The average engagement across all SDGs in the local market is 50% vs 39% for international companies. Nevertheless, the top three SDGs that companies are engaging with both domestically and in the international market are the same:

• SDG 8: Decent work and economic growth

• SDG 12: Sustainable consumption and production

• SDG 13: Climate change

The chart illustrates that the order of priority differs, with South African companies engaging with SDG 8 more frequently than SDG 13. This makes perfect sense considering South Africa’s deeply entrenched structural challenges related to unemployment and poverty, as well as perpetually sluggish economic growth. It is striking, however, that although South Africa is the most unequal nation in the world based on the Gini coefficient 4, SDG 10: Reduced inequalities, only ranks fifth on local company SDG engagement. Meanwhile, SDG 13 ranks second. While South Africa is an outlier on carbon emissions per capita, addressing climate change issues is only one part of the equation.

That said, given the overwhelming focus globally on the climate crisis, it is unsurprising that companies in the domestic market place significant focus on this goal, especially as they deem investors the most important stakeholders that influence strategic ESG decision-making (as discussed in the introduction article to this report). This highlights how there might be divergences in development needs based on the local market’s context, yet prioritisation of development needs does not always offer a true reflection of the most pressing development issues.

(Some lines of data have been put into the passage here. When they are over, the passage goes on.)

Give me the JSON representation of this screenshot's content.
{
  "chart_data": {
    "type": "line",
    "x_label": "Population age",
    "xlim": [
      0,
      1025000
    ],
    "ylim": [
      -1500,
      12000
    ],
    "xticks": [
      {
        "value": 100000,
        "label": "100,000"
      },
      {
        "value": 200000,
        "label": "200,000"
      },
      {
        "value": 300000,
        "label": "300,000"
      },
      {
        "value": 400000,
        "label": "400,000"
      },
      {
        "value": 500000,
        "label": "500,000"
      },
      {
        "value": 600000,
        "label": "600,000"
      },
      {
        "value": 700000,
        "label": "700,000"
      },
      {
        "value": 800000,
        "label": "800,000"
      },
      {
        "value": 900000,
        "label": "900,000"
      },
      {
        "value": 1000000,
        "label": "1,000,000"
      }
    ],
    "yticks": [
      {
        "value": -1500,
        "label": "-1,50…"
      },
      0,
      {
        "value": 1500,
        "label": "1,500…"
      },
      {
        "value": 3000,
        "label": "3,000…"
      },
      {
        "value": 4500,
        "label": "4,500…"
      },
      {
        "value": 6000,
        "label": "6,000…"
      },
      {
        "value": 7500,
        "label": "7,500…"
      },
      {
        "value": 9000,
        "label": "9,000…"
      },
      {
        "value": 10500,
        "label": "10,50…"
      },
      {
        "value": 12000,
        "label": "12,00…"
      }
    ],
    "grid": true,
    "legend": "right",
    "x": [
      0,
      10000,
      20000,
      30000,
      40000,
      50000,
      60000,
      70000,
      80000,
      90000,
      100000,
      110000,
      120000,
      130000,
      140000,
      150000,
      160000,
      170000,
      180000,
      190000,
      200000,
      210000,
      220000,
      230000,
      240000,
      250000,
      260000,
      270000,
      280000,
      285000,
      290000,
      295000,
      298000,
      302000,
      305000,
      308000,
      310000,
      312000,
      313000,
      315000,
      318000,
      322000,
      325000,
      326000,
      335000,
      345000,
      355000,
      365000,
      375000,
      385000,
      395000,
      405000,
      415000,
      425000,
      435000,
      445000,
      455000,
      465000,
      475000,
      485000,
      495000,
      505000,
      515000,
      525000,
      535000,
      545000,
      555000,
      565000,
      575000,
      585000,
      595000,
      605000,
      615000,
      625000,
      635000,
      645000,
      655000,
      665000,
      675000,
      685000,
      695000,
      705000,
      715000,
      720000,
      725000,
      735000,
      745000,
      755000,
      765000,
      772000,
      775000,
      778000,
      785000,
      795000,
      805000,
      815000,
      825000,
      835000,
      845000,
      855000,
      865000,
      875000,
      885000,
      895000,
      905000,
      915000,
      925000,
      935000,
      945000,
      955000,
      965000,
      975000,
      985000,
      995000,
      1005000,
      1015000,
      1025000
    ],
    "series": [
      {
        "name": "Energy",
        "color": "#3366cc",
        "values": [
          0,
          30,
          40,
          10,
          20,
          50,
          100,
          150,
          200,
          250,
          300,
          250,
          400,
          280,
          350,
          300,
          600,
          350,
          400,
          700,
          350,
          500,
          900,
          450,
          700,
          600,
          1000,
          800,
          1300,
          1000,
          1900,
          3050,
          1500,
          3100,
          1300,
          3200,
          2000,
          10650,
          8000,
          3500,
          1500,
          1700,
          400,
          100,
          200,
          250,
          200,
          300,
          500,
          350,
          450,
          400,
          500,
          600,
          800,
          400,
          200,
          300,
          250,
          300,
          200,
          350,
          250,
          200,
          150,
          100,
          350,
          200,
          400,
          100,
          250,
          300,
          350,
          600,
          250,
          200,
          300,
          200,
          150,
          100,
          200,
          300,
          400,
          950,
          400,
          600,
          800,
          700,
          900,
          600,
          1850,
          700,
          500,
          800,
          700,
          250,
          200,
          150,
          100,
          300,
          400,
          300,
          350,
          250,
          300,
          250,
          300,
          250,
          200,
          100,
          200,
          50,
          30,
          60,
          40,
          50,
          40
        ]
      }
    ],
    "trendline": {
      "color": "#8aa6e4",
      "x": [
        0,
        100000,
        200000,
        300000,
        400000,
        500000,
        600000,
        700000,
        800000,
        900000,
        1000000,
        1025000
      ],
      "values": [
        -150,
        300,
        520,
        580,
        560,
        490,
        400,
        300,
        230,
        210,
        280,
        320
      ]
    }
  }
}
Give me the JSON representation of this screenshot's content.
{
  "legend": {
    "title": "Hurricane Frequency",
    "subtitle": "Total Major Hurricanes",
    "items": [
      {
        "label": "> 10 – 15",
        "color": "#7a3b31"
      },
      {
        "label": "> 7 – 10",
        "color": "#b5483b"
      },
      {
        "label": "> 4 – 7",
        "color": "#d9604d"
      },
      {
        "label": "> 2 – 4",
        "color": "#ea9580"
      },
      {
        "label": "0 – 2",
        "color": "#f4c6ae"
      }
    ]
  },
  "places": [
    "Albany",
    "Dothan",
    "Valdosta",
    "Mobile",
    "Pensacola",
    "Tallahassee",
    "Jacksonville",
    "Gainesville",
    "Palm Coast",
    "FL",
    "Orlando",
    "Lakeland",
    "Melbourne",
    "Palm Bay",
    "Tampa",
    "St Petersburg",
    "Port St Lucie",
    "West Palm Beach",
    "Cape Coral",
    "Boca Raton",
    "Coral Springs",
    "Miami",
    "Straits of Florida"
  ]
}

Companies should pause and reflect on whether their SDG prioritisation is being driven by actual domestic needs and aligning with national objectives (such as those set out in the National Development Plan, in South Africa’s case) or whether strategies are being driven by political (or other) agendas dictated by the northern hemisphere. Failure to do so risks misalignment between allocating resources for development purposes and actually solving country-specific development goals.